Wednesday, August 19, 2009
When I was younger, I believed that…
- “telling time” meant knowing what the time was – like, psychically. I thought adults just knew what time it was. I don’t know what I thought all those clocks and watches were for.
- not being able to speak a language (e.g. I can’t speak Spanish) meant that you literally couldn’t make the words come out of your mouth. Learning to speak the language, in my mind, meant learning to make the words come out.
- you couldn’t die while you were inside, because your soul would bump its head on the ceiling on its way to heaven. (It occurs to me that I also apparently believed there was a heaven, and that, should I die, I would go there).
- even though every driver in the world seemed to manage their cars, I would need a car with the driver’s seat in the exact middle of the cab. I think there was one such model in production in the world, and I supposed that I would have to buy it.
- my dad could drive to any city in the continental US without a map or directions of any sort, using only road signs. I didn’t understand how he could talk to us and read all those super-important signs at the same time.
Things I believed about high school when I was in middle school, about college when I was in high school, and about the post-grad working world when I was in college:
- I would be thinner.
- I would have more friends.
- I wouldn’t do or be all the things I didn’t like about myself.
- I would finally be an adult.
- It would be much harder intellectually and much easier socially and emotionally than it actually was.
That first list makes me smile. How magical the world, and the adults in it, seemed when I was little!
The second list is a little angsty, but still amusing. You would think by college that I would have figured out that I've always looked forward to the next period in my life as the one in which I would be transformed, my problems solved. I had discovered that the world wasn't magical, but I still held out hope that time, and its influence on us, was.
Now that I've passed through all the milestones that I had been counting on to turn me into a normal person who has her shit together, and I am not at all a normal person, and my shit is wildly scattered, I know better.
It could be tempting to turn motherhood into that next phase of my life that I look forward to and trust to fix me.

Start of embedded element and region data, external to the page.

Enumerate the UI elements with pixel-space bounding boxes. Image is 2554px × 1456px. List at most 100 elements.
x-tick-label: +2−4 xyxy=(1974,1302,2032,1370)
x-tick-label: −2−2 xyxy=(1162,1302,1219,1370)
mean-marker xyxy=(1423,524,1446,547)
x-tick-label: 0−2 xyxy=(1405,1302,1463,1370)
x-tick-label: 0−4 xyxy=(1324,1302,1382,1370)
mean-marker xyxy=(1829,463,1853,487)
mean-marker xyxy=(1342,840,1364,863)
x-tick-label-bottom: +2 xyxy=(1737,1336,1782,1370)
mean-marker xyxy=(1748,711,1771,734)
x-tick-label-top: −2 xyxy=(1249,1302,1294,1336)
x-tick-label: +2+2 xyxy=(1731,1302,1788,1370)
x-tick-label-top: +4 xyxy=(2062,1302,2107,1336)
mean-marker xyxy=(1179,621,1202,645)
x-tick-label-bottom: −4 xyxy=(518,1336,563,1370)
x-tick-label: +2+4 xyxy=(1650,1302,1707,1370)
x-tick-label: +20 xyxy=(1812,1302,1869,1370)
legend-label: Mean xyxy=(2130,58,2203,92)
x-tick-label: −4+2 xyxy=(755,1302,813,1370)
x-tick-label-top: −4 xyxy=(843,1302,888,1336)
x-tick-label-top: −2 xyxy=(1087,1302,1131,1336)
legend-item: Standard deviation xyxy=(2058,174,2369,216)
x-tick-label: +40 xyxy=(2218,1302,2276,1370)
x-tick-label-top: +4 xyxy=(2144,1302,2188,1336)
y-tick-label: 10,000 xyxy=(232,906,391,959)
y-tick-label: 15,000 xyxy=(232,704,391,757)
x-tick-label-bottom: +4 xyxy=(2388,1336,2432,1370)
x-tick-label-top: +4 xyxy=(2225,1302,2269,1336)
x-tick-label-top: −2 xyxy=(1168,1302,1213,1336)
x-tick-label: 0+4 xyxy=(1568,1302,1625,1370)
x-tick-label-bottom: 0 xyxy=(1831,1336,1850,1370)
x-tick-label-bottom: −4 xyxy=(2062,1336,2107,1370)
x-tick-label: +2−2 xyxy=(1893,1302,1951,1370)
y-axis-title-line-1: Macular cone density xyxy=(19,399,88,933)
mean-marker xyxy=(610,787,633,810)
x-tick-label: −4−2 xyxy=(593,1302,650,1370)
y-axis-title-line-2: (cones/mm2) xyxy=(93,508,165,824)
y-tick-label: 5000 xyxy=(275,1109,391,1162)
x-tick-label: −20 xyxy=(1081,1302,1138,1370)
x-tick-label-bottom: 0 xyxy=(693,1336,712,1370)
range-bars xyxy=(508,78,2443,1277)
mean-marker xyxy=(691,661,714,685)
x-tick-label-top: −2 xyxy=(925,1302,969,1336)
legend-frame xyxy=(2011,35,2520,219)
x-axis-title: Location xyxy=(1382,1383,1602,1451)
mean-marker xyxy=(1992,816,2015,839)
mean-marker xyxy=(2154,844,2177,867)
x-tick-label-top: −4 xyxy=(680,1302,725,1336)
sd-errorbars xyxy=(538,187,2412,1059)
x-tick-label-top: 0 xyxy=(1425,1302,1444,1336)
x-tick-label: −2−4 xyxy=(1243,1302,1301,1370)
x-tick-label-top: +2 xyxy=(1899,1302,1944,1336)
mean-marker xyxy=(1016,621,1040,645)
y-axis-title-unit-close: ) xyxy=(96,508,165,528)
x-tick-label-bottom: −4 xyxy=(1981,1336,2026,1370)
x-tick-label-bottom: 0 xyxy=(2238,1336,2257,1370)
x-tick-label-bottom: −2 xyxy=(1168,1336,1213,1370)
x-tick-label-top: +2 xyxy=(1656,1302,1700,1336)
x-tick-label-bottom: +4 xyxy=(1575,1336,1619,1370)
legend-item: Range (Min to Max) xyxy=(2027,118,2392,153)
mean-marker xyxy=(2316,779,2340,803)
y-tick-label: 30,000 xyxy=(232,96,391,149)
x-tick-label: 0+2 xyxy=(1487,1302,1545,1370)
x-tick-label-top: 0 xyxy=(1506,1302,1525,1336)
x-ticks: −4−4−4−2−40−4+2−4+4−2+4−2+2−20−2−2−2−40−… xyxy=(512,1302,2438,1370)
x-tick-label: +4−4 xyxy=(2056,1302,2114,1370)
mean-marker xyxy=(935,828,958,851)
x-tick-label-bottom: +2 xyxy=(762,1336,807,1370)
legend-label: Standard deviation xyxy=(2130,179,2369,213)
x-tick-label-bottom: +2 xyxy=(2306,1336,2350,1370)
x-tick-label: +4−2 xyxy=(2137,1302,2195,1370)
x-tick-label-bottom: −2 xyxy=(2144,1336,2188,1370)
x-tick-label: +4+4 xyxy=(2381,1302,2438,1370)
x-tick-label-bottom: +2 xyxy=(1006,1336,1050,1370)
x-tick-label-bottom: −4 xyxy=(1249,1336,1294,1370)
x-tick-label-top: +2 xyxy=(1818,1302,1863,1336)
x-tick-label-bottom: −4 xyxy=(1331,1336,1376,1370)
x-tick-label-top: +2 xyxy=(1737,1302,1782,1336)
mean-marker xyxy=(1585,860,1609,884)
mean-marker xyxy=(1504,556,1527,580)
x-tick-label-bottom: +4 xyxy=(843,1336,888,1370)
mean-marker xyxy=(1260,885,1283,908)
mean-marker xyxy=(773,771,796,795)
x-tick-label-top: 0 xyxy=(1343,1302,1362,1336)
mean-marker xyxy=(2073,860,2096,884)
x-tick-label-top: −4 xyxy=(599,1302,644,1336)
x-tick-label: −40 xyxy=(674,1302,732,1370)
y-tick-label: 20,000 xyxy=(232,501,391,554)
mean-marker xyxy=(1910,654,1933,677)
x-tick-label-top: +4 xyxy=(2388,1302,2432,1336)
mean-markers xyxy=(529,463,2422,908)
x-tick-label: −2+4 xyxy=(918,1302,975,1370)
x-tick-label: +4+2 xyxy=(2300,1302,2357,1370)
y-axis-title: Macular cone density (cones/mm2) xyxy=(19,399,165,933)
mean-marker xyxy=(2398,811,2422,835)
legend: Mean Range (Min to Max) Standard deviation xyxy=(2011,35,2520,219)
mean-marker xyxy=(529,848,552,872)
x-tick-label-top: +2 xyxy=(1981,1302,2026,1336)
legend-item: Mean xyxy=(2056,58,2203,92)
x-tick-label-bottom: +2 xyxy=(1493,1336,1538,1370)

I have to be vigilent against thinking like that. The changes I hope for will have to come through effort, not this magical transformative property of time that has yet to pan out.
That's a big responsiblity, but liberating, in a way. I can't sit back and wait for my life to fall into order, but neither will I wake up one morning and find myself an unrecognizable Stepford wife. My life depends on my decisions. How scary. How great.
Monday, August 10, 2009
You see, this afternoon I was fucking hungry. Not just "hungry", not "really hungry", not
"freaking hungry", fucking hungry. And I texted Michael to tell him as much.
I fought my phone every step of the way, sure that it would protect my dignity from my darker intentions. No I don't want an e, I want an f. Not ft, fu. Not fu2 (because, again, seriously, why would I be trying to say that?), fuc. You get the picture.
Michael quickly realized that this was not a drive home from work, make dinner for an hour, then eat kind of night. This was a go to a restaurant to prime my hedonistic tendencies so that he could talk me into a Nintendo DS (on sale at Target!) kind of night.
Next I needed to text Jen to find out if she was in. To explain why I wanted to go out to dinner on a Monday night, I repeated again that I was fucking hungry, but this time I didn't fight. I just typed in "3825464," and what should come up?
My phone still doesn't know how to spell "defrosted," or "damn" (no, I don't mean "econ"), or "fuck" (no, not "dual"), but my phone can officially say "hell," "shit," and "fucking" without putting up a fight.
This was my great victory for the day. We're going to forget for a second how sad that means my life is.